HRE investor receives go ahead to convert building to medical in a tight market

Embarking on any type of commercial real estate (CRE) project in San Francisco can be a difficult task fraught with risk, be it for a new ground-up development or the repurposing of an existing building to a new use.

Gaining the necessary approvals for CRE projects – a process often referred to as the “entitlement” process – is notoriously challenging in San Francisco, a city of activists.

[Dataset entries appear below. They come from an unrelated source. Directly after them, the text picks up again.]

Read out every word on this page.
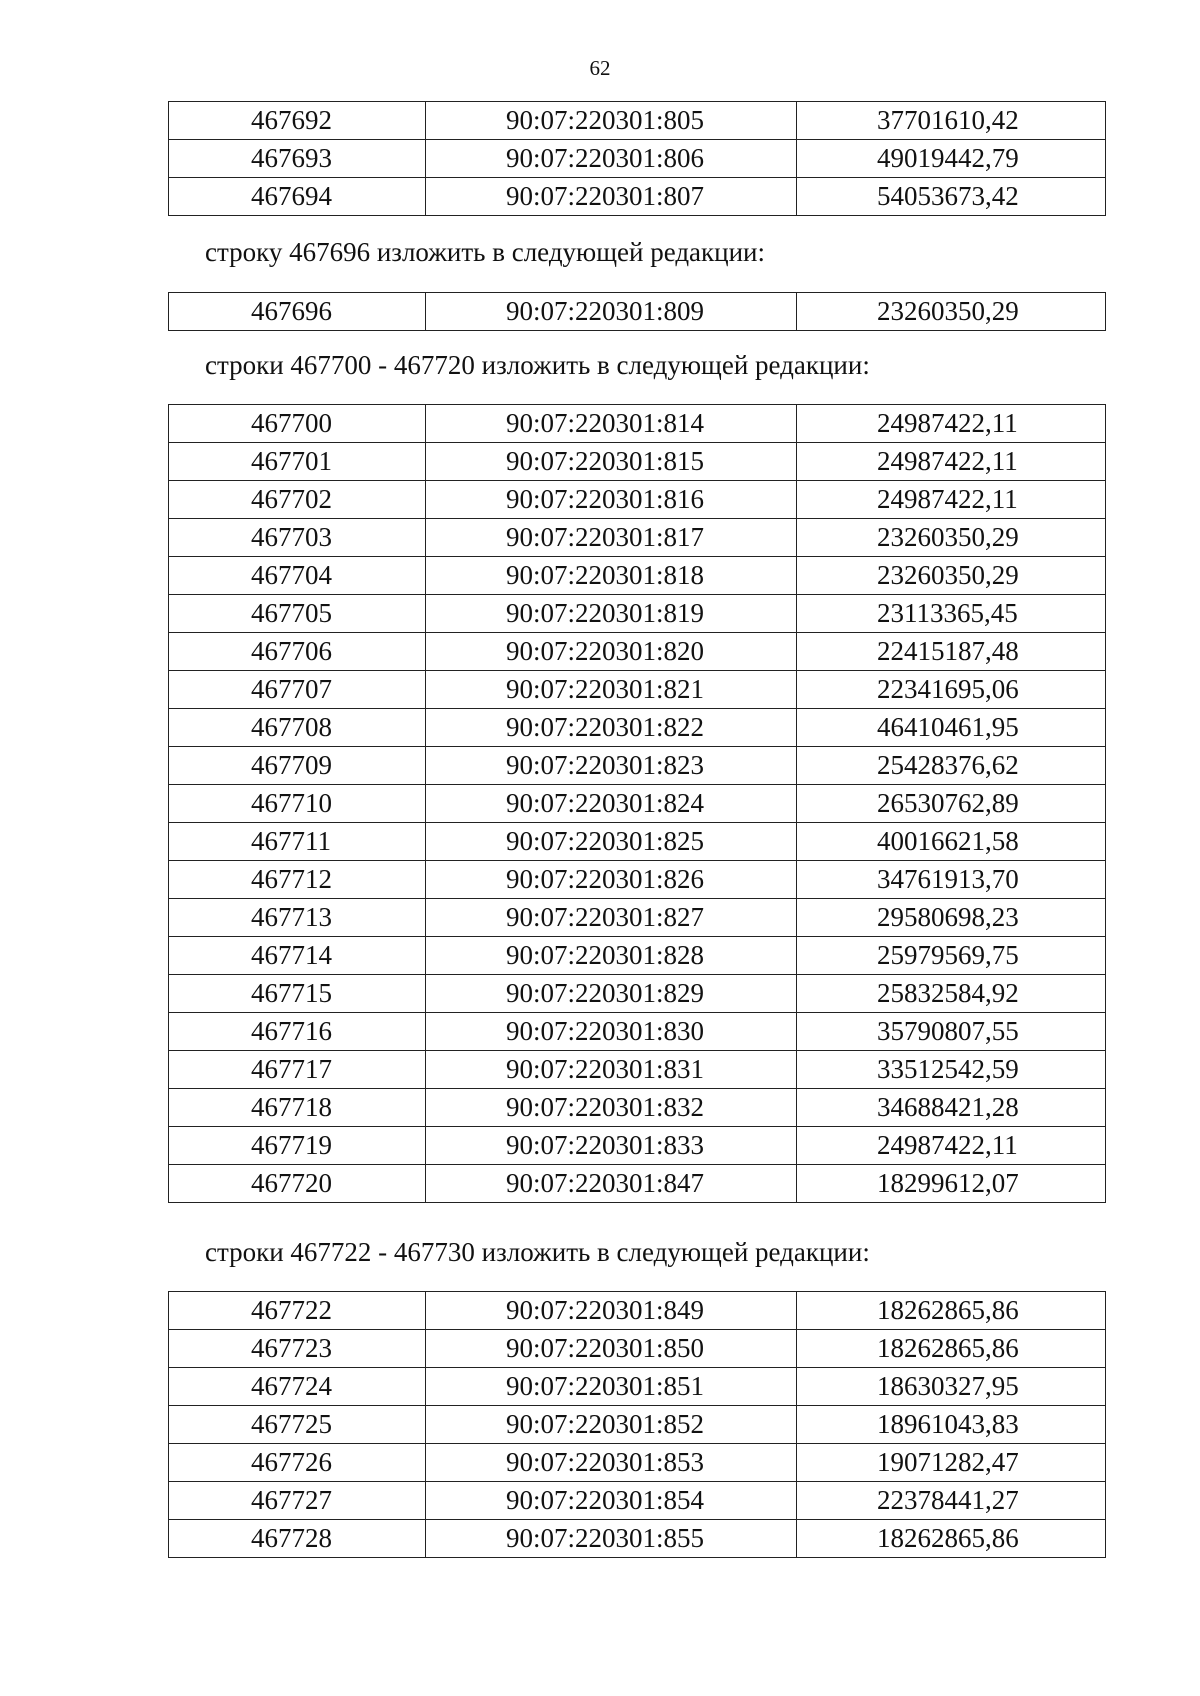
62
467692	90:07:220301:805	37701610,42
467693	90:07:220301:806	49019442,79
467694	90:07:220301:807	54053673,42
строку 467696 изложить в следующей редакции:
467696	90:07:220301:809	23260350,29
строки 467700 - 467720 изложить в следующей редакции:
467700	90:07:220301:814	24987422,11
467701	90:07:220301:815	24987422,11
467702	90:07:220301:816	24987422,11
467703	90:07:220301:817	23260350,29
467704	90:07:220301:818	23260350,29
467705	90:07:220301:819	23113365,45
467706	90:07:220301:820	22415187,48
467707	90:07:220301:821	22341695,06
467708	90:07:220301:822	46410461,95
467709	90:07:220301:823	25428376,62
467710	90:07:220301:824	26530762,89
467711	90:07:220301:825	40016621,58
467712	90:07:220301:826	34761913,70
467713	90:07:220301:827	29580698,23
467714	90:07:220301:828	25979569,75
467715	90:07:220301:829	25832584,92
467716	90:07:220301:830	35790807,55
467717	90:07:220301:831	33512542,59
467718	90:07:220301:832	34688421,28
467719	90:07:220301:833	24987422,11
467720	90:07:220301:847	18299612,07
строки 467722 - 467730 изложить в следующей редакции:
467722	90:07:220301:849	18262865,86
467723	90:07:220301:850	18262865,86
467724	90:07:220301:851	18630327,95
467725	90:07:220301:852	18961043,83
467726	90:07:220301:853	19071282,47
467727	90:07:220301:854	22378441,27
467728	90:07:220301:855	18262865,86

Many proposals in the city take months or even years to complete – if they are completed at all – while land and building costs continue to rise. A company proposing a project in San Francisco must do a thorough job of underwriting and due diligence up front, and it must have the capabilities and persistence needed to see the process through.

It sure looks as if that’s what White Plains, N.Y.-based Seavest Healthcare Properties LLC has accomplished with its first-ever project in the City by the Bay: a repurposing and rebranding of an older, seven-story, 119,262 square foot office building at 939 Ellis St. into a modernized outpatient medical facility.

“I would say this is the first time we’ve really taken real entitlement risk on a project,” David Braunstein, VP of acquisitions for Seavest tells Healthcare Real Estate Insights™.

But it was a calculated risk and the company’s subsequent nine months of hard work has paid off. The San Francisco Planning Commission voted unanimously in March to approve Seavest’s application for a health services conditional use authorization for the building, clearing the way for the medical conversion.